Where the Trump election case stands now

In their Jan. 8 court motion, Roman and Merchant alleged that Willis created a professional conflict of interest by hiring the private lawyer Wade to oversee the sweeping election case and having an affair with him. They also alleged Willis had committed financial misconduct by going on vacations with Wade using some of the more than $650,000 he earned overseeing the case.

Both Willis and Wade denied those allegations and said they committed no wrongdoing. Fulton County Superior Court Judge Scott McAfee ruled March 15 that Willis could stay in charge of the election fraud case but only if Wade stepped down. He did so hours later.

Days later, McAfee allowed Trump and at least eight other co-defendants to take an emergency appeal of his ruling to the Georgia state Court of Appeals. The defense lawyers, including Merchant and Steven Sadow for Trump, not only want Willis and her entire office thrown off the case, but the charges dismissed altogether, as some of them petitioned in their initial court motions back in January.

Why Willis thinks the trial could still go before Election Day

In her exclusive interview with CNN on Saturday, Willis acknowledged that the election racketeering case against Trump and the others was clouded by more than two months of legal wrangling over the motion to disqualify her.
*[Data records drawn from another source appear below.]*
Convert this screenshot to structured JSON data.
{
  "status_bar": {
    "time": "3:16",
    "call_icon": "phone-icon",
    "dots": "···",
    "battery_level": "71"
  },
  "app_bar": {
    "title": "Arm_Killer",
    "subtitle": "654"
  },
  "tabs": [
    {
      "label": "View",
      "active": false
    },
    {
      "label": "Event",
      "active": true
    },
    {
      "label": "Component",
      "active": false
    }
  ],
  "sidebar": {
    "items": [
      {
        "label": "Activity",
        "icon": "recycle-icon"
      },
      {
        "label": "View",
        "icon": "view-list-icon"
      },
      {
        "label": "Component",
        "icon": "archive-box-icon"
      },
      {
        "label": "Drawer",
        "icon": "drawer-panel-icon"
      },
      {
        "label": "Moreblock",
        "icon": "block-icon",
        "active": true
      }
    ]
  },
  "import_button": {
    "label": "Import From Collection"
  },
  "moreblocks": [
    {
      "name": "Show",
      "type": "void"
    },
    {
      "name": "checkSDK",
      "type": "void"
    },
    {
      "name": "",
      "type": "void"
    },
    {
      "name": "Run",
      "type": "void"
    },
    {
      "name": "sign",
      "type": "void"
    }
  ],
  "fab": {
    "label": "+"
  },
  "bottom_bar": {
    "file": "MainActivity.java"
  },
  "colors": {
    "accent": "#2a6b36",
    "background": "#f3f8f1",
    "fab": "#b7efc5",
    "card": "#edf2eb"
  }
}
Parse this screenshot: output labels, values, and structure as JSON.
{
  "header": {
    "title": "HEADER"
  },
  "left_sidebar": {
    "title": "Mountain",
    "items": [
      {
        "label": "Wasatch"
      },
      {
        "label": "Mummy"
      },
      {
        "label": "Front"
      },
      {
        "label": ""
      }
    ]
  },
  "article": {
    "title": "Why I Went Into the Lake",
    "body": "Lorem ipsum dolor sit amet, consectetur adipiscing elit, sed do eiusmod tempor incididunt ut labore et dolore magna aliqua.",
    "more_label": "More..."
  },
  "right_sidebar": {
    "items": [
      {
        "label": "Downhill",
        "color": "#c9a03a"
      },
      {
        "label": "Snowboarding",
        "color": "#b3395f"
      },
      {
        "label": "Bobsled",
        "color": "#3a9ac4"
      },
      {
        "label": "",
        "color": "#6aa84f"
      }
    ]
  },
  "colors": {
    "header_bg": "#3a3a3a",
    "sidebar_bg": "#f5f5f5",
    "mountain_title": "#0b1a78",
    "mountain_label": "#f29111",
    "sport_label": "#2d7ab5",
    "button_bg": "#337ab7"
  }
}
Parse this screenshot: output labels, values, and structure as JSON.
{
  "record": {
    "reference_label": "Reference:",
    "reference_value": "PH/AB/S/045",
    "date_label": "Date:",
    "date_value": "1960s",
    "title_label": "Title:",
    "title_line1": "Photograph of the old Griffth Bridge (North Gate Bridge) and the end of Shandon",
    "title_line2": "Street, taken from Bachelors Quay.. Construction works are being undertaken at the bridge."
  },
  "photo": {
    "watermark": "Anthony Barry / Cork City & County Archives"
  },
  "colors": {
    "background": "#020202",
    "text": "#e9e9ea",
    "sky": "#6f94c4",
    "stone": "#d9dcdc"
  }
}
That included explosive − and unproven − allegations by Roman’s defense team and others that Willis and Wade began their affair long before she hired him to oversee the case in November 2021 and then lied about it under oath in order to preserve the case and their lead roles in it.

McAfee held nearly three full days of evidentiary hearings the issues before issuing his much-awaited ruling that defense lawyers had failed to prove that Willis had a conflict of interest. But the Republican-appointed judge sharply criticized Willis, saying she had created the “significant appearance of impropriety that infects the current structure of the prosecution team” by having a romantic relationship with Wade. McAfee also said Willis and Wade had severely damaged their credibility while on the witness stand, and that “an odor of mendacity remains” due to “reasonable questions” over whether they had “testified untruthfully about the timing of their relationship.”

Through it all, however, Willis and her team never stopped working on the underlying case. No trial date has been set and Willis said there’s no reason to delay it.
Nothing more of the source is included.